Quando sono arrivato a Trieste martedì 1 per il Trieste Science+Fiction Festival, non mi ero ben reso conto dei giorni che mi aspettavano.

La consapevolezza mi colpì come un pugno mentre ero in fila per la prima conferenza stampa.

In quel momento mi sono accorto della fortuna di essere li, quando dopo un pò varcavano la porta Adam Nimoy e Terry Farrell, due simboli di un mio grande idolo: Star Trek.

Scrivo da ormai molto tempo, se bene o male probabilmente non sta a me deciderlo, ma fatto sta che è quello che mi piace fare.

In più amo il cinema. Sono una di quelle persone che alla domanda “ti è piaciuto quel film?” hanno il vizio di lanciarsi in monologhi sui dettagli di scenografia, fotografia e tanto altro. A volte con grande disappunto per chi mi conosce.

Unendo le due cose, mi è sempre piaciuto l’idea di scrivere di cinema e sognare di partecipare a determinati eventi.

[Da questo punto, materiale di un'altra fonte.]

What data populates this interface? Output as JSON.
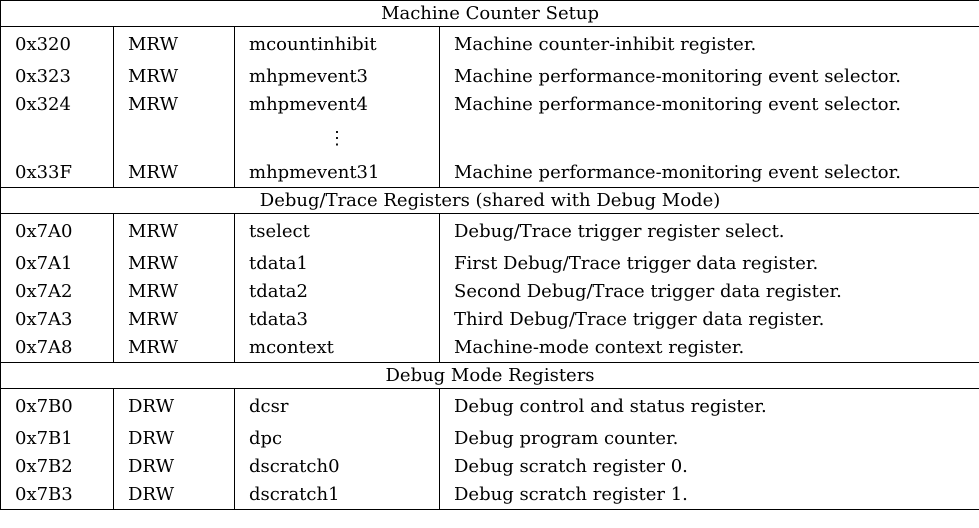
{
  "sections": [
    {
      "title": "Machine Counter Setup",
      "rows": [
        {
          "number": "0x320",
          "privilege": "MRW",
          "name": "mcountinhibit",
          "description": "Machine counter-inhibit register."
        },
        {
          "number": "0x323",
          "privilege": "MRW",
          "name": "mhpmevent3",
          "description": "Machine performance-monitoring event selector."
        },
        {
          "number": "0x324",
          "privilege": "MRW",
          "name": "mhpmevent4",
          "description": "Machine performance-monitoring event selector."
        },
        {
          "number": "",
          "privilege": "",
          "name": "⋮",
          "description": ""
        },
        {
          "number": "0x33F",
          "privilege": "MRW",
          "name": "mhpmevent31",
          "description": "Machine performance-monitoring event selector."
        }
      ]
    },
    {
      "title": "Debug/Trace Registers (shared with Debug Mode)",
      "rows": [
        {
          "number": "0x7A0",
          "privilege": "MRW",
          "name": "tselect",
          "description": "Debug/Trace trigger register select."
        },
        {
          "number": "0x7A1",
          "privilege": "MRW",
          "name": "tdata1",
          "description": "First Debug/Trace trigger data register."
        },
        {
          "number": "0x7A2",
          "privilege": "MRW",
          "name": "tdata2",
          "description": "Second Debug/Trace trigger data register."
        },
        {
          "number": "0x7A3",
          "privilege": "MRW",
          "name": "tdata3",
          "description": "Third Debug/Trace trigger data register."
        },
        {
          "number": "0x7A8",
          "privilege": "MRW",
          "name": "mcontext",
          "description": "Machine-mode context register."
        }
      ]
    },
    {
      "title": "Debug Mode Registers",
      "rows": [
        {
          "number": "0x7B0",
          "privilege": "DRW",
          "name": "dcsr",
          "description": "Debug control and status register."
        },
        {
          "number": "0x7B1",
          "privilege": "DRW",
          "name": "dpc",
          "description": "Debug program counter."
        },
        {
          "number": "0x7B2",
          "privilege": "DRW",
          "name": "dscratch0",
          "description": "Debug scratch register 0."
        },
        {
          "number": "0x7B3",
          "privilege": "DRW",
          "name": "dscratch1",
          "description": "Debug scratch register 1."
        }
      ]
    }
  ]
}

Se me l’avessero detto un anno fa non ci avrei creduto, ma ora posso dire di essere stato in un vero e proprio festival. Così come lo volevo io, come l’ho sempre sognato.

tsff

Per quanto possa sembrare sentimentale, ci vuole sempre un po’ per metabolizzare certe emozioni.

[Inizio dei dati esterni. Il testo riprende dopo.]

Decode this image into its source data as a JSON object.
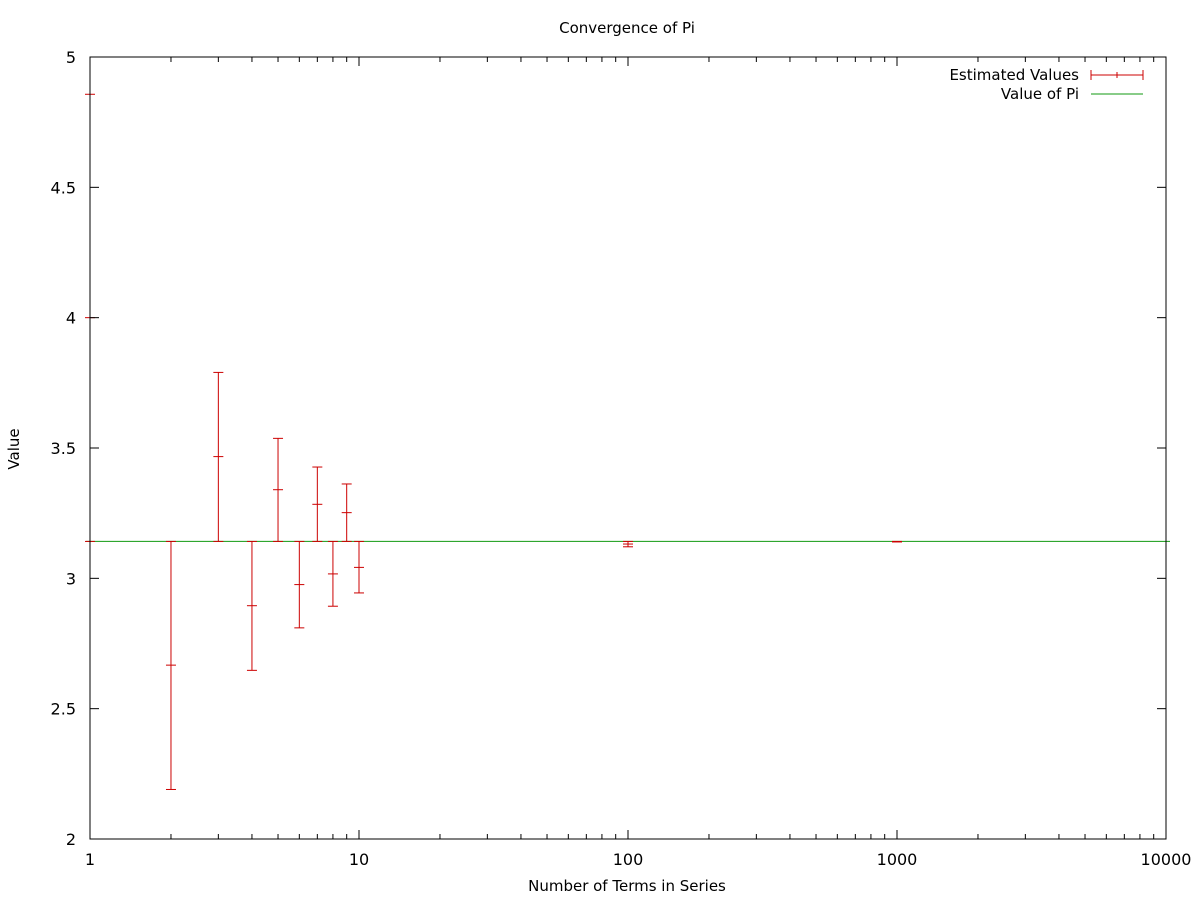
{
  "chart_data": {
    "type": "scatter",
    "title": "Convergence of Pi",
    "xlabel": "Number of Terms in Series",
    "ylabel": "Value",
    "xscale": "log",
    "xlim": [
      1,
      10000
    ],
    "ylim": [
      2,
      5
    ],
    "x_ticks": [
      "1",
      "10",
      "100",
      "1000",
      "10000"
    ],
    "y_ticks": [
      "2",
      "2.5",
      "3",
      "3.5",
      "4",
      "4.5",
      "5"
    ],
    "grid": false,
    "legend_position": "top-right",
    "colors": {
      "estimated": "#cc0000",
      "pi": "#119911",
      "axis": "#000000"
    },
    "series": [
      {
        "name": "Estimated Values",
        "style": "errorbars",
        "points": [
          {
            "x": 1,
            "y": 4.0,
            "ylow": 3.14159,
            "yhigh": 4.857
          },
          {
            "x": 2,
            "y": 2.667,
            "ylow": 2.19,
            "yhigh": 3.14159
          },
          {
            "x": 3,
            "y": 3.467,
            "ylow": 3.14159,
            "yhigh": 3.79
          },
          {
            "x": 4,
            "y": 2.895,
            "ylow": 2.647,
            "yhigh": 3.14159
          },
          {
            "x": 5,
            "y": 3.34,
            "ylow": 3.14159,
            "yhigh": 3.537
          },
          {
            "x": 6,
            "y": 2.976,
            "ylow": 2.81,
            "yhigh": 3.14159
          },
          {
            "x": 7,
            "y": 3.284,
            "ylow": 3.14159,
            "yhigh": 3.427
          },
          {
            "x": 8,
            "y": 3.017,
            "ylow": 2.893,
            "yhigh": 3.14159
          },
          {
            "x": 9,
            "y": 3.252,
            "ylow": 3.14159,
            "yhigh": 3.362
          },
          {
            "x": 10,
            "y": 3.042,
            "ylow": 2.944,
            "yhigh": 3.14159
          },
          {
            "x": 100,
            "y": 3.1316,
            "ylow": 3.121,
            "yhigh": 3.14159
          },
          {
            "x": 1000,
            "y": 3.1406,
            "ylow": 3.1396,
            "yhigh": 3.1416
          }
        ]
      },
      {
        "name": "Value of Pi",
        "style": "line",
        "y": 3.14159
      }
    ]
  }
}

La bellezza di questi eventi è l’unità. Il rendersi conto di far parte di qualcosa di grande. Il vivere una manifestazione come se si fosse in una grande comunità.

Per citare Gabriella Cordone Liserio, che ho avuto la fortuna di intervistare, ‘più che essere o fan di Star Wars o di Star Trek, innanzitutto siamo fan dello Sci Fi‘. Per me questa frase racchiude bene ciò che ho vissuto.

Un’altra cosa degna di nota è ovviamente lo stupore di qualcosa di nuovo. Esplorare una città, l’analizzare piccole sfaccettature, e chiedersi i come ed i perchè. Scoprire che sei in un evento che va al di là del semplice cinema: vedi ad esempio i fumetti e la tecnologia, che sono entrambi altri miei due grandi interessi.

Sono le cose che fanno sentire vivo e per cui vale la pena vivere. Cose che possono essere riassunte con una parola: la passione.

Sulla strada del ritorno è cominciato il processo di elaborare tutto ciò che ho vissuto, ed ho la fortuna di dire questo:

Ce l’ho fatta, e amo ciò che faccio.